Monday, May. 11, 1998
Anatomy of a Drag Queen
By Richard Zoglin
When Hedwig was still called Hansel, a sexually confused "girly boy" growing up in communist East Berlin, he used to listen to American rock 'n' roll in the only place he could find privacy: sticking his head in the family oven. Later an American serviceman arranged for a sex-change operation (a botched one, leaving just an "angry inch" of scar tissue) so the two could marry and emigrate to America. Hedwig wound up in a trailer park in Kansas, where her G.I. abandoned her. Then she met Tommy Gnosis, a rock singer whom she helped turn into a superstar, but not before he had dumped her too. Now all that's left for Hedwig is to tell her life story in a confessional cabaret show, which has become off-Broadway's latest cult hit, Hedwig and the Angry Inch.
Drag performances, from the late Charles Ludlum to Lypsinka, have a long, honored tradition in Manhattan's downtown theater scene. But this is a wig of a different color. John Cameron Mitchell, who wrote the show and does a smashing turn (accompanied by a grungy back-up band) as the fictional Hedwig, avoids high camp, low sex jokes and Judy Garland impressions. True, Hedwig's stage patter has its share of double entendres ("I do love a warm hand on my entrance"), but the literate script is also a poignant meditation on loneliness, gender confusion and the Platonic notion that sex is the effort to reconnect two halves of one ideal being. All of this is embellished by 10 muscular, melodic rock songs by Stephen Trask, which combine hard-driving punk with Beatles-style lyricism for the most exciting hard-rock score written for the theater since, oh, maybe ever.
Mitchell, who has acted on Broadway (The Secret Garden) and in TV sitcoms (Party Girl), had wanted to do a rock musical ever since being "annoyed" by Broadway's Tommy. "Rock on stage is always submerged, diluted," he says. "I wanted to do something that was truly rock 'n' roll and truly theater." He teamed up with Trask, the leader of a band called Cheater, and the two developed the show in a series of downtown club gigs. Mitchell even passed up a role in Rent (as the drag queen Angel) to keep at it. After searching in vain for a theater, the show landed in a renovated ballroom at the Hotel Riverview, a flophouse near the Hudson River that once sheltered the surviving crew of the Titanic.
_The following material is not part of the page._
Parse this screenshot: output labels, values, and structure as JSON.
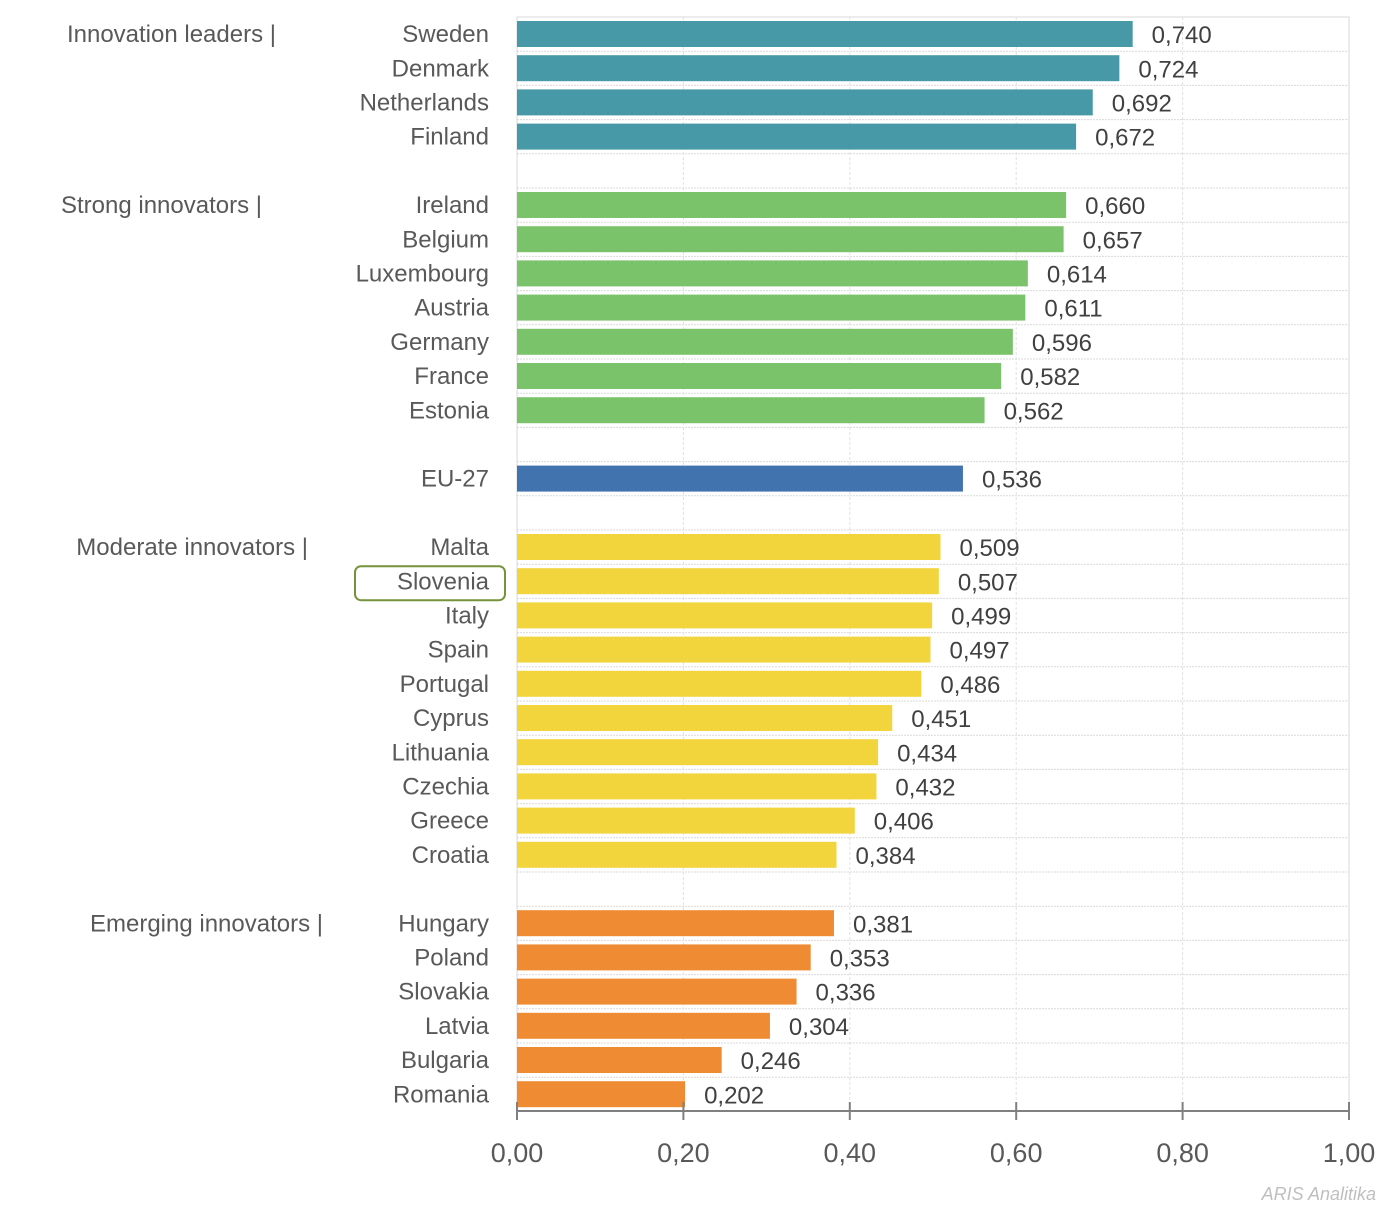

Now Mitchell may have the Titanic of drag musicals. Since opening on Valentine's Day, Hedwig has attracted a mix of uptown theatergoers, kids from the club scene and celebrities like Goldie Hawn, Glenn Close and David Bowie. The show just won an Outer Critics Circle award for best off-Broadway musical, a concept album is in the works, and there's already talk of a movie. Couldn't happen to a nicer girly boy.